Benchmark | Array of Objects (AoS) | Parallel Array (SoA) | Difference |
---|---|---|---|
push | 92.3 ms | 85.4 ms | 1.08x |
push (withCapacity) | - | 79.9 ms | 1.16x |
resize + assign | 41.8 ms | 24.9 ms | 1.68x |
wide read (sequential) | 6.4 ms | 50.4 ms | 7.87x |
wide read (random) | 167.3 ms | 180.5 ms | 1.07x |
narrow read (sequential) | 5.5 ms | 0.7 ms | 7.85x |
narrow read (random) | 148.1 ms | 9.9 ms | 14.96x |
copy | 34.1 ms | 7.6 ms | 4.49x |
There’s a lot to unpack here, so I won’t. Make of that what you will with the benchmark results above. I want to perform more thorough benchmarks to see the actual difference in real-world usage. My two cent from just this is that the SoA ParallelArray
is an okay implementation with acceptable overhead such that we get improvements over the standard, natively implemented JavaScript array in places where it is expected to perform better.
Conclusion
So that’s how I implemented a convenient and type-safe SoA on top of typed arrays in TypeScript. As I said at the beginning, I started this endeavour to learn more about type-level metaprogramming in TypeScript. Is this useful for web development? Most likely not, the typical front-end workload does not require processing massive amount of data in a tight time window. And if you need better performance then WebAssembly is probably a better choice.

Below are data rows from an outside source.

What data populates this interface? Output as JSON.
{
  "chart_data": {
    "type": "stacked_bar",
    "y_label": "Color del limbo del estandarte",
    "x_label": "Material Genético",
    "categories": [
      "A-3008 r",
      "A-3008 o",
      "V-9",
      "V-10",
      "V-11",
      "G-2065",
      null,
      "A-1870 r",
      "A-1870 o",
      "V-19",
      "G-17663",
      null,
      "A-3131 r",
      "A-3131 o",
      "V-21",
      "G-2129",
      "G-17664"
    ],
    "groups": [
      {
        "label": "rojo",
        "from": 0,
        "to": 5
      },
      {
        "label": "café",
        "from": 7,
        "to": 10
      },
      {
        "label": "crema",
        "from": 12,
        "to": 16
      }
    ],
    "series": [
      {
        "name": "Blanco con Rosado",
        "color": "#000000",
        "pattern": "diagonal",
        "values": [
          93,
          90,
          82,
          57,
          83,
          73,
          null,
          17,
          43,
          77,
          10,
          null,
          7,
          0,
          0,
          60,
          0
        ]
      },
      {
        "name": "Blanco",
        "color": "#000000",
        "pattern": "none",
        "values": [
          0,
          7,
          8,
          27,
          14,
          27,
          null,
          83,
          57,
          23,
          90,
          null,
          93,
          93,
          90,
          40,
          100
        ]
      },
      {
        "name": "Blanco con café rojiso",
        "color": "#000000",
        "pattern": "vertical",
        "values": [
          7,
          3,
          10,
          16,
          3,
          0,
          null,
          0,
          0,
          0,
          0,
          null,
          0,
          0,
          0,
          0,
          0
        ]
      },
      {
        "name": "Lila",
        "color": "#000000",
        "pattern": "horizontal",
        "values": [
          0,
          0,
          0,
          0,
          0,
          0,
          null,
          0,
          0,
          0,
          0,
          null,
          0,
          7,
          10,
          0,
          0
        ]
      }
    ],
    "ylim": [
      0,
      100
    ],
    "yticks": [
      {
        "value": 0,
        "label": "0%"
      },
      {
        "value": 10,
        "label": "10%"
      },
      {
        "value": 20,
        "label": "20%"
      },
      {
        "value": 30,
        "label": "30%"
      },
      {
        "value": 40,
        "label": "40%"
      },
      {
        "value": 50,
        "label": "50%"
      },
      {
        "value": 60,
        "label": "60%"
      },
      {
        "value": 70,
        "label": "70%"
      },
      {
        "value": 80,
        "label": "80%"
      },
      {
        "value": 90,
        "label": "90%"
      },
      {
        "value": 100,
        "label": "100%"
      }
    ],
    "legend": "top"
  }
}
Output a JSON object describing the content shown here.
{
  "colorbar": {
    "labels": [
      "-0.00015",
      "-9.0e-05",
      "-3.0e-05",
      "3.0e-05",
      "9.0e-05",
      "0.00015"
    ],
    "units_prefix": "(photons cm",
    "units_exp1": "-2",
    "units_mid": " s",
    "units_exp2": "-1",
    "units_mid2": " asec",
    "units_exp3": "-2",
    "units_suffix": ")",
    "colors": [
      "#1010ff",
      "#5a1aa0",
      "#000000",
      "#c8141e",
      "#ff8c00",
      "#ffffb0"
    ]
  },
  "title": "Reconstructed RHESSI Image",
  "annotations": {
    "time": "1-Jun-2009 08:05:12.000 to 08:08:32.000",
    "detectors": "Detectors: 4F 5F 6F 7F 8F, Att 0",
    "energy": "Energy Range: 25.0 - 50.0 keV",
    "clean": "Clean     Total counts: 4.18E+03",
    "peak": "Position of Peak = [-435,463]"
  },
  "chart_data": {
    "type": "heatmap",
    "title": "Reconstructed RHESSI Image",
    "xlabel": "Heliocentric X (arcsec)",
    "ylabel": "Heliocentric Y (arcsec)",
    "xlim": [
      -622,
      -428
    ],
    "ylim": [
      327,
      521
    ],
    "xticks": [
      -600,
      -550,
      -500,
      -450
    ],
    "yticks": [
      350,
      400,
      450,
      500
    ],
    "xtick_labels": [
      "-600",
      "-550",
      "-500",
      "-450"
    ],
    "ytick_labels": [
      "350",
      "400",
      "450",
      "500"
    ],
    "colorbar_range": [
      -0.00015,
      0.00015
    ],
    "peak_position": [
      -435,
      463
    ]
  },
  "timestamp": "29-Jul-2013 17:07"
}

I still think that this problem is intesting because it involves metaprogramming for constructing types on the fly, and there’s the challenge of balancing between conveience and abstraction overhead. In the next articles I’ll write about using this data representation to optimize two problems: A typical game/simulation scenario and a state-space search algorithm. The full implementation is available here.